6 Oktober 2016   01:23 Diperbarui: 6 Oktober 2016   01:28 89
+
Laporkan Konten
Laporkan Akun
Kompasiana adalah platform blog. Konten ini menjadi tanggung jawab bloger dan tidak mewakili pandangan redaksi Kompas.

Beberapa menit menuju 12 malam, di mana delapan puluhan peserta lari akan memulai balapan sejauh 50 kilometer dari kantor bupati Sleman menuju Kaliurang. Ini adalah ultra marathon pertama yang aku ikuti, dan aku tidak memasang target waktu untuk menyelesaikannya. Aku bahkan belum pernah menempuh jarak marathon (42,195 kilometer) sebelumnya, jadi cukup wajar seandainya aku besok pagi atau siang hari bisa menuntaskan jarak 50 kilometer itu sudah cukup bagiku.

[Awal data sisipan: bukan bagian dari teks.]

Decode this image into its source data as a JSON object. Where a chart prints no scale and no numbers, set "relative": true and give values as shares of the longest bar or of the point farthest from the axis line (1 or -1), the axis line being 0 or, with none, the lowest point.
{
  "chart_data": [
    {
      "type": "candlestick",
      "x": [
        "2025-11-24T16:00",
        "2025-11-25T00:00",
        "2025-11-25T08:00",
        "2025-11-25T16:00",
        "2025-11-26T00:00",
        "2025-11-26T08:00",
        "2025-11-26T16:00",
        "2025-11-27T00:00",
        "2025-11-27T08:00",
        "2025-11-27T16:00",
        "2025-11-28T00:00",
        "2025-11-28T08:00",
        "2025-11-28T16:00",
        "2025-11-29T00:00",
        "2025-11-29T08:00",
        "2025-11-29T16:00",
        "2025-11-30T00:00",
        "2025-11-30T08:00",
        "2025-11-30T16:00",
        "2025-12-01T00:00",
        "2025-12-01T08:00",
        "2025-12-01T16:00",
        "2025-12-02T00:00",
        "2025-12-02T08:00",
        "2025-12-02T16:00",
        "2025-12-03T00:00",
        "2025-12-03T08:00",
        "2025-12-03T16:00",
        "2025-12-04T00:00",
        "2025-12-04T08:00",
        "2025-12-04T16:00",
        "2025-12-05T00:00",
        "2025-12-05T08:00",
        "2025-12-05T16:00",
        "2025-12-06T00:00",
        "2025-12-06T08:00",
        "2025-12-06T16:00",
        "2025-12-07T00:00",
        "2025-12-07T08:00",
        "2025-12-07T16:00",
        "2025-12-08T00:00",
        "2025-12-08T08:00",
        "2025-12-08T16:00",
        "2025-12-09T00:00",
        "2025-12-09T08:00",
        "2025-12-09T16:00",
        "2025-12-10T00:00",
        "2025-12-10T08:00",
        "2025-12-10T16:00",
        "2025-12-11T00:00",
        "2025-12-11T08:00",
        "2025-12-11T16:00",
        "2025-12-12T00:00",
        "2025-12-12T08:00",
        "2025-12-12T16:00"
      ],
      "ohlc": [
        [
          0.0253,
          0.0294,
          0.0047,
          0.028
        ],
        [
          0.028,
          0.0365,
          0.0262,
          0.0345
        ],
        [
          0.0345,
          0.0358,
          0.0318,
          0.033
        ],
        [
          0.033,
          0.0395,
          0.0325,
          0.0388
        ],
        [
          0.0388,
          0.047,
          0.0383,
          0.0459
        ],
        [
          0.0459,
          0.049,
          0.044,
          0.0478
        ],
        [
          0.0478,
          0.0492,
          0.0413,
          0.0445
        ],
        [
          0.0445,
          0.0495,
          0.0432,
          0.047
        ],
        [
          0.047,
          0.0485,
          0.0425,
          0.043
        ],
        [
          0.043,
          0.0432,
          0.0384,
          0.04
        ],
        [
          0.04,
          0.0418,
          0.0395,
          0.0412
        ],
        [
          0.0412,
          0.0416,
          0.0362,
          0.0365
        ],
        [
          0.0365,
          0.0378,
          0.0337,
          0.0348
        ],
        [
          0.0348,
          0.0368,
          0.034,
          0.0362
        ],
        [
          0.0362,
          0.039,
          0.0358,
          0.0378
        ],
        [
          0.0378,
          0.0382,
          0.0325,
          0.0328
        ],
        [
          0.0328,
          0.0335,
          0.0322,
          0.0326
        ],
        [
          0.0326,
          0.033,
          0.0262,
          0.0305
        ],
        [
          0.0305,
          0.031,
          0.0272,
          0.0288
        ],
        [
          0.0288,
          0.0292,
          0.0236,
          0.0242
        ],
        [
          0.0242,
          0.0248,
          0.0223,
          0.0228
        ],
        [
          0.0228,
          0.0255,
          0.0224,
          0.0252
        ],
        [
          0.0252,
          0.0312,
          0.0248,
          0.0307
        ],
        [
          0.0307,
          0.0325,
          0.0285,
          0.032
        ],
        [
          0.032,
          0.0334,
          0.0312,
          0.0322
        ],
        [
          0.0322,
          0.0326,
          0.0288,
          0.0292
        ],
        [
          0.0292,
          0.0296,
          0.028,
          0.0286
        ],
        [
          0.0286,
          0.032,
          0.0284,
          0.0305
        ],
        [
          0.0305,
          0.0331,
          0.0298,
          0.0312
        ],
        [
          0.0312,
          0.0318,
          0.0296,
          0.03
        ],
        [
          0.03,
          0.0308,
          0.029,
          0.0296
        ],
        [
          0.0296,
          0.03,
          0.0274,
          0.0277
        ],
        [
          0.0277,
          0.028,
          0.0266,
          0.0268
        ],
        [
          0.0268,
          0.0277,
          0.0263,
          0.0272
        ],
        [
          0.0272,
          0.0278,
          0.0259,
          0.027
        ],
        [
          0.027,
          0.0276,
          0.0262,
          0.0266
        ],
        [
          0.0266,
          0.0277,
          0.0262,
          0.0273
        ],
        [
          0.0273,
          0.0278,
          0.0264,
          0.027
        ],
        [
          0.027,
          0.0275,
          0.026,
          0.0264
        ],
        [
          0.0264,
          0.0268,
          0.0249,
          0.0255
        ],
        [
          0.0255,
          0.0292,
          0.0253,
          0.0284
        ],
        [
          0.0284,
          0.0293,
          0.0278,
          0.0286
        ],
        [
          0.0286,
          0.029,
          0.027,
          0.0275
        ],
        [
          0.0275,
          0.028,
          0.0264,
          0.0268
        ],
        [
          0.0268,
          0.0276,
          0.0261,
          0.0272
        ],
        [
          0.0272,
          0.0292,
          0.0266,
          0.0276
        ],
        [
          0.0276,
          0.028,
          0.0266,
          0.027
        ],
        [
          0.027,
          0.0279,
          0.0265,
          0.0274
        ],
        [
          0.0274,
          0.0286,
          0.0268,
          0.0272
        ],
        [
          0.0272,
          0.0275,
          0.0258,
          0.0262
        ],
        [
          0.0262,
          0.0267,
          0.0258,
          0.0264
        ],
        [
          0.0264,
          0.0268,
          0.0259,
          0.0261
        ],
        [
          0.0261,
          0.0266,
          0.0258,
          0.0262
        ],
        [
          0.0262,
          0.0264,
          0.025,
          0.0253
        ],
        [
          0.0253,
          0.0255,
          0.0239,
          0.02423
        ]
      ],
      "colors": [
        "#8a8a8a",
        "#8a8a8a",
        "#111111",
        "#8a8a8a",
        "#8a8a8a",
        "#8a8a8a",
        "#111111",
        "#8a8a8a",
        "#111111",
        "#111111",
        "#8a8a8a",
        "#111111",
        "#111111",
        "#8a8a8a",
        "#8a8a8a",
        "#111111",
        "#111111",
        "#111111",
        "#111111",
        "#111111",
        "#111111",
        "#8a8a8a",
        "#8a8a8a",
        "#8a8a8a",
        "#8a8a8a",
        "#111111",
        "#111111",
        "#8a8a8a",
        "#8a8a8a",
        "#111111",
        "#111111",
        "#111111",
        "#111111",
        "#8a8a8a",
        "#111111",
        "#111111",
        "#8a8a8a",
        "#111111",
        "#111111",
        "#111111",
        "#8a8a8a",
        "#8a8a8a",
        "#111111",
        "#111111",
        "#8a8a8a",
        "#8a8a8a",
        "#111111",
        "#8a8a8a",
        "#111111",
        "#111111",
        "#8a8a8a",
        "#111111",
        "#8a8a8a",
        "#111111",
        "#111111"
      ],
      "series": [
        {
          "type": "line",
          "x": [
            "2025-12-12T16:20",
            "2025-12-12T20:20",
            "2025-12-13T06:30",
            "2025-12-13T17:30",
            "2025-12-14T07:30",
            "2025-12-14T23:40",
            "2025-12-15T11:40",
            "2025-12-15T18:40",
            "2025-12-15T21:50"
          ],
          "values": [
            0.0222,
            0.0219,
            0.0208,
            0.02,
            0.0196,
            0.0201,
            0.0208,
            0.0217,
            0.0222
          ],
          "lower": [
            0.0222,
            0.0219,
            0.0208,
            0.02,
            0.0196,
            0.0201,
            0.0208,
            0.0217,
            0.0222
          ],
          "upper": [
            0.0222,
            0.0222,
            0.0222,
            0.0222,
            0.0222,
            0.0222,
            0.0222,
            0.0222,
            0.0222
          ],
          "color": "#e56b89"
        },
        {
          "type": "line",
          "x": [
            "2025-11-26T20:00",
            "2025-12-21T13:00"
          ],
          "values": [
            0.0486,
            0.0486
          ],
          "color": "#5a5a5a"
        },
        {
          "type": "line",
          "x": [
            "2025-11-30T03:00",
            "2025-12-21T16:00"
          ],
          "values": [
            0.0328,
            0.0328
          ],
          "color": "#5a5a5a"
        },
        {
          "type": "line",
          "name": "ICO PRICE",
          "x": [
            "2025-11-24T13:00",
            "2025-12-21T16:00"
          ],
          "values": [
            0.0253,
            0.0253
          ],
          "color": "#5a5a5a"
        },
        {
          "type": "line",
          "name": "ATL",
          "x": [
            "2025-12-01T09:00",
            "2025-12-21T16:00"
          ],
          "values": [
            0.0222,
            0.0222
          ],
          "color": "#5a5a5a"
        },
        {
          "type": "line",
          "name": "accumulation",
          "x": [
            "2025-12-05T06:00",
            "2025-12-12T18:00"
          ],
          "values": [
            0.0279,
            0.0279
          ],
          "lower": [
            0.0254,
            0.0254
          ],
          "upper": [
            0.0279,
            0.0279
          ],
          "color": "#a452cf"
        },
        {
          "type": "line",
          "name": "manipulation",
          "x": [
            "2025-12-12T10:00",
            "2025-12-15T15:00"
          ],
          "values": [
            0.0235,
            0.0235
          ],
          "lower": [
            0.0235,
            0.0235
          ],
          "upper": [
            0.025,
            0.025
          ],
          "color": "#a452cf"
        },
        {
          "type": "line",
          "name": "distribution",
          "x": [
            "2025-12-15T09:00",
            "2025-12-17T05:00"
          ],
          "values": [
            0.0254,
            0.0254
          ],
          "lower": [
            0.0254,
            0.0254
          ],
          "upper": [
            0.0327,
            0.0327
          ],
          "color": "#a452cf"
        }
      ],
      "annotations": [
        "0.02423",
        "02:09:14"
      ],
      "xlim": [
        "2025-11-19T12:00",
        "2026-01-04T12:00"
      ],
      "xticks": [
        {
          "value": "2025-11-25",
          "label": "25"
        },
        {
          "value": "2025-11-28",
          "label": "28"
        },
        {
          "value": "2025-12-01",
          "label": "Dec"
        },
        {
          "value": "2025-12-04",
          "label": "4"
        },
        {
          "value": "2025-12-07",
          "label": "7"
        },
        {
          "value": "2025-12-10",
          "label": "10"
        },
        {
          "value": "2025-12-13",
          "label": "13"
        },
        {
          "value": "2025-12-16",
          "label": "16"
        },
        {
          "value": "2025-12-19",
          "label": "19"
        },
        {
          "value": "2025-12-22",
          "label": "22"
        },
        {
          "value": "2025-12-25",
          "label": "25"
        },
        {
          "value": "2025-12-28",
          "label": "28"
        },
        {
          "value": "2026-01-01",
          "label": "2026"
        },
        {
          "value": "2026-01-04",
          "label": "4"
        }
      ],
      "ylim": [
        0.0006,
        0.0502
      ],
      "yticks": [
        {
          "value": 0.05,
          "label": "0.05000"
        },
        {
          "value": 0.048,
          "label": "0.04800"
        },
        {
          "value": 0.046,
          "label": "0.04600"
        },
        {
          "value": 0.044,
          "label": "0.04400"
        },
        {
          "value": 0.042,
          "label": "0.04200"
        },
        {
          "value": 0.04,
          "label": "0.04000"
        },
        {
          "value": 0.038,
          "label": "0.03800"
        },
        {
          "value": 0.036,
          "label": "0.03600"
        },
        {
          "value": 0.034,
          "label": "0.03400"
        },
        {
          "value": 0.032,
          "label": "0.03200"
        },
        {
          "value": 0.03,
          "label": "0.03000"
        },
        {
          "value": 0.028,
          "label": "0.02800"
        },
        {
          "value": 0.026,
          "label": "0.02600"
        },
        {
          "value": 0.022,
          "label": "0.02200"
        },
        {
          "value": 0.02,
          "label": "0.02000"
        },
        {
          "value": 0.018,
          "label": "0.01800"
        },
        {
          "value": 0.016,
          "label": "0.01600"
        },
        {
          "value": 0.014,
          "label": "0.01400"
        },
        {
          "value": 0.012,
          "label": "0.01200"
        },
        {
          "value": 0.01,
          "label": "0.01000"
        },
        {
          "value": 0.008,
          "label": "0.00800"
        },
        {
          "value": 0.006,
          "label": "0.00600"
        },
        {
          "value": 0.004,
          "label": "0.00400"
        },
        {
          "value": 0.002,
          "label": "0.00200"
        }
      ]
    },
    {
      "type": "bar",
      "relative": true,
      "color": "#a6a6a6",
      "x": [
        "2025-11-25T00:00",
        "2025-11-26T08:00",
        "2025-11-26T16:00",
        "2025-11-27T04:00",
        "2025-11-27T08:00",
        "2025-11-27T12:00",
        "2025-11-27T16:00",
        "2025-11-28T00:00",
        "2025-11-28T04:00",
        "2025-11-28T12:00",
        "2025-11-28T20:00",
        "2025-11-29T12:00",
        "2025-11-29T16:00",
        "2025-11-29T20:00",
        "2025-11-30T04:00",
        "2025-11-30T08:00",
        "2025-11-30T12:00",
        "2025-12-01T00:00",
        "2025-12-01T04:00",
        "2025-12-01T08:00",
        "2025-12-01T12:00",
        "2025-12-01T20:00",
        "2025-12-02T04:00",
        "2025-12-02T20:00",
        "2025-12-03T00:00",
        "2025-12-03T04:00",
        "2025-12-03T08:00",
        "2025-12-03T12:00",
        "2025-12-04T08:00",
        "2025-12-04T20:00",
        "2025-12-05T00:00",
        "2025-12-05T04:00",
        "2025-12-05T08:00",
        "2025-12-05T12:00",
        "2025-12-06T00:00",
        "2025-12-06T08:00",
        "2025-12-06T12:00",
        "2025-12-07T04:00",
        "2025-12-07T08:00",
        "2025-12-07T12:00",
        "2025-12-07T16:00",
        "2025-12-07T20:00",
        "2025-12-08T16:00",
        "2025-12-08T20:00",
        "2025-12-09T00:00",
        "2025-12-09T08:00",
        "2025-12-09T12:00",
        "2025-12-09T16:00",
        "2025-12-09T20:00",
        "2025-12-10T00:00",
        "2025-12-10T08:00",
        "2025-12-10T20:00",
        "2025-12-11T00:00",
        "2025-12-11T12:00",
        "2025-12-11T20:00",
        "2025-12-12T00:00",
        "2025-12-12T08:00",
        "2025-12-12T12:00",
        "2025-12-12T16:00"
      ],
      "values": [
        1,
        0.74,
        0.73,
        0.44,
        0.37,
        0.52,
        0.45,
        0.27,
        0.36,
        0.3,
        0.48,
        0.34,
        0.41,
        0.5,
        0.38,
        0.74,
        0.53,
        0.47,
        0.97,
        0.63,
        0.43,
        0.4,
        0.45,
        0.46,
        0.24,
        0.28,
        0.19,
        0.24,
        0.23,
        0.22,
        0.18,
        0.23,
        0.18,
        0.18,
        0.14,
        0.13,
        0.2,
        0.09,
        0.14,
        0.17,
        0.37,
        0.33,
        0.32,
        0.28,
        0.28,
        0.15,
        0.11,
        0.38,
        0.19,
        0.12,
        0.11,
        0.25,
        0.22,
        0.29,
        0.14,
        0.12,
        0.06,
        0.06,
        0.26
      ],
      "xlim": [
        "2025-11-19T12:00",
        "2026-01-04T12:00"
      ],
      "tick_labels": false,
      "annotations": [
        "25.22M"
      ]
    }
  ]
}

Pikiranku kembali mengingat tahun 2009 ketika aku terkena penyakit paru-paru dan dirawat beberapa hari di rumah sakit. Keadaan yang membuatku patah semangat dan menjadi salah satu titik terendah di dalam hidup. Sebuah pertanyaan atau lebih tepatnya tantangan untuk diriku sendiri, bisakah suatu saat nanti seorang yang pernah mengidap penyakit paru-paru mendaki gunung atau berlari marathon. 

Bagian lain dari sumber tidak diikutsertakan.